Quali prospettive per lo Spettacolo

Intervento di Francesca Rossini, Componente del Consiglio Superiore dello Spettacolo per ANCI Nazionale

Ho provato anche io a cercare una chiave di lettura unica e che fosse più aderente possibile alla realtà, ma non ho potuto fare a meno di interrogarmi sulla materia in via prioritaria dal punto di vista dei Comuni, che vivono da anni con tagli importanti di bilancio e dunque nel settore dello spettacolo cercano di convogliare principalmente buona parte delle risorse sulle realtà stabili quali ad esempio le fondazioni liriche sinfoniche, i teatri stabili e secondariamente con minori risorse prevedono bandi a sostegno dei progetti degli altri operatori.

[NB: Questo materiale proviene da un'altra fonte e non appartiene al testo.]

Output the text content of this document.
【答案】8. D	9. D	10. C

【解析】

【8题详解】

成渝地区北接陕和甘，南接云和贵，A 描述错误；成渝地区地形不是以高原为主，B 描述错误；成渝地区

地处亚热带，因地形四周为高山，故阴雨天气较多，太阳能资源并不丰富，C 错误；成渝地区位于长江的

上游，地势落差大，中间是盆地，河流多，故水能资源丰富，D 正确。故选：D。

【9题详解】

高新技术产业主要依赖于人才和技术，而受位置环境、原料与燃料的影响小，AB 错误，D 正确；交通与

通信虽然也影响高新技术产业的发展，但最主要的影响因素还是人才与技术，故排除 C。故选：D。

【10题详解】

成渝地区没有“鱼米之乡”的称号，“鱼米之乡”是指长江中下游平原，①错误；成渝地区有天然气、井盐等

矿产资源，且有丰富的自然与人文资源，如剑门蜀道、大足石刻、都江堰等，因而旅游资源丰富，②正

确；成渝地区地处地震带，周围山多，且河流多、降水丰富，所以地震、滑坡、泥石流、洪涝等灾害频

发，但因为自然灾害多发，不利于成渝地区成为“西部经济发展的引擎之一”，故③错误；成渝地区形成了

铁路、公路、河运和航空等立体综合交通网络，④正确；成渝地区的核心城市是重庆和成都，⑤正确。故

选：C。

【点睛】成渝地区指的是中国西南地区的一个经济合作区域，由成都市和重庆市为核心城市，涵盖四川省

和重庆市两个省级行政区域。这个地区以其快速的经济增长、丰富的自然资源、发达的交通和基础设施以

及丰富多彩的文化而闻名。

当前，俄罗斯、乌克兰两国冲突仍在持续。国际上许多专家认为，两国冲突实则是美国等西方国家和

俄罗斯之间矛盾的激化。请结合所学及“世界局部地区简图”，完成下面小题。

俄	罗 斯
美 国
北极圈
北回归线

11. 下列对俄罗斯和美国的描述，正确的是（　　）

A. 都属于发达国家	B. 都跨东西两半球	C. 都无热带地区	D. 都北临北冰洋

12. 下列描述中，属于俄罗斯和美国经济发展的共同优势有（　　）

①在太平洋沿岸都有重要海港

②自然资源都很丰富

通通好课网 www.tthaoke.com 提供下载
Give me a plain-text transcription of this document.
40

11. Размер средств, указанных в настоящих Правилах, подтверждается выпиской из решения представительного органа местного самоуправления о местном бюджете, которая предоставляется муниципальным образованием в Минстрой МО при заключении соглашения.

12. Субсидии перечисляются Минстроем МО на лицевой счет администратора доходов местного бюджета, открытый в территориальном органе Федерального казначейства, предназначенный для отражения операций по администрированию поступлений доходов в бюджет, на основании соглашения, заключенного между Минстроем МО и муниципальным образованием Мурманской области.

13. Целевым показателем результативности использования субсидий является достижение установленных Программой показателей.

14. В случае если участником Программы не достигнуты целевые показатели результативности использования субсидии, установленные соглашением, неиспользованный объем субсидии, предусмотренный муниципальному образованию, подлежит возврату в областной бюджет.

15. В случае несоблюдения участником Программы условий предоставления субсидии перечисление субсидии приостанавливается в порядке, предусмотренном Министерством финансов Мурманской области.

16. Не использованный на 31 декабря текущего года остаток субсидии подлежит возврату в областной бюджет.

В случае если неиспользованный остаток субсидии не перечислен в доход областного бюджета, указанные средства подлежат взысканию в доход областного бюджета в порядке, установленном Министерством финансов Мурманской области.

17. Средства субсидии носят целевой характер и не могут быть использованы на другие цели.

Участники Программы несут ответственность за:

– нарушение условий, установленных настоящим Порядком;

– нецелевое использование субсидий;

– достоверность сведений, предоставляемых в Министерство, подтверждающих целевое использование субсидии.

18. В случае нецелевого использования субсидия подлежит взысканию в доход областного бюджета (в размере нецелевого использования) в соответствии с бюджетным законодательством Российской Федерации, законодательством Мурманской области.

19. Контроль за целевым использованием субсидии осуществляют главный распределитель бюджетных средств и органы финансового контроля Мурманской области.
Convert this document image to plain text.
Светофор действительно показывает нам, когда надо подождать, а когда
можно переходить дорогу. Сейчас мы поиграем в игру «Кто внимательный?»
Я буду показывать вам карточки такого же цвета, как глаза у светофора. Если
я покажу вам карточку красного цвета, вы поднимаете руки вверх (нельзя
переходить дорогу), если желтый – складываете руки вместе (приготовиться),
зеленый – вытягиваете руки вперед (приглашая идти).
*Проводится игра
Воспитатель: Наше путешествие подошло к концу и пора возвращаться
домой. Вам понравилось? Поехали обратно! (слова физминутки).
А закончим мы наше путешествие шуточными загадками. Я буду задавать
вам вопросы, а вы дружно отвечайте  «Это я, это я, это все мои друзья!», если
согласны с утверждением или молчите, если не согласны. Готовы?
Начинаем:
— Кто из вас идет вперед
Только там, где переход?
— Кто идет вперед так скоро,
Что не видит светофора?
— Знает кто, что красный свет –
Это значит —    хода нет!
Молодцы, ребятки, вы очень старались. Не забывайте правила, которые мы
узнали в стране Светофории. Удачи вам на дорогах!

Il resto del mondo diffuso e poco conosciuto, anche extra Fus, lo si sostiene con dei regolamenti e relativi bandi specifici, ove i comuni se ne siano dotati. I comuni si sono trovati nelle condizioni di poter svolgere, quindi, quella che è la loro funzione principale in base alla sussidiarietà verticale, ovvero fare nascere e decollare le imprese culturali, secondo cercare di armonizzare gli interventi con quelli statali e regionali. Manca però una dimensione d’insieme nazionale di queste realtà composta da soggetti Fus e extra Fus. Il Ministro, sostenendo direttamente per la prima volta il mondo dell’Extra FUS con una mossa a dir poco geniale che va ben oltre il valore del primario impatto sociale, ci ha dato la possibilità di conoscere una mappatura che noi prima non avevamo, se non parziale, per tener vive le moltissime straordinarie  professionalità. Questa esperienza del Covid ci ha fatto, quindi, conoscere un mondo confuso che sembrava appannaggio solo dei Comuni, ma così non è e non può essere dati i tagli di bilancio comunali. Cosa ne sarà di questo mondo? Non possiamo da subito prevederlo, ma ora è emerso e sappiamo che esiste. Anche i Comuni che non si sono ancora attrezzati devono cercare di sfruttare questa occasione data dal Ministro di conoscenza del variegato mondo dei soggetti Extra FUS. La soluzione non sarà far passare i soggetti da Extra FUS a FUS sic et simpliciter, ma questo mondo va approfondito. Altra questione emersa dall’esperienza del Covid è quella della condizione dei lavoratori. Nel nostro Consiglio Superiore dello Spettacolo esiste un team che si sta occupando di questo aspetto e l’esperienza Covid nella sua drammaticità sta facendo emergere tutte le falle presenti in tema di mancanza parziale o per alcuni istituti totale dei relativi ammortizzatori sociali.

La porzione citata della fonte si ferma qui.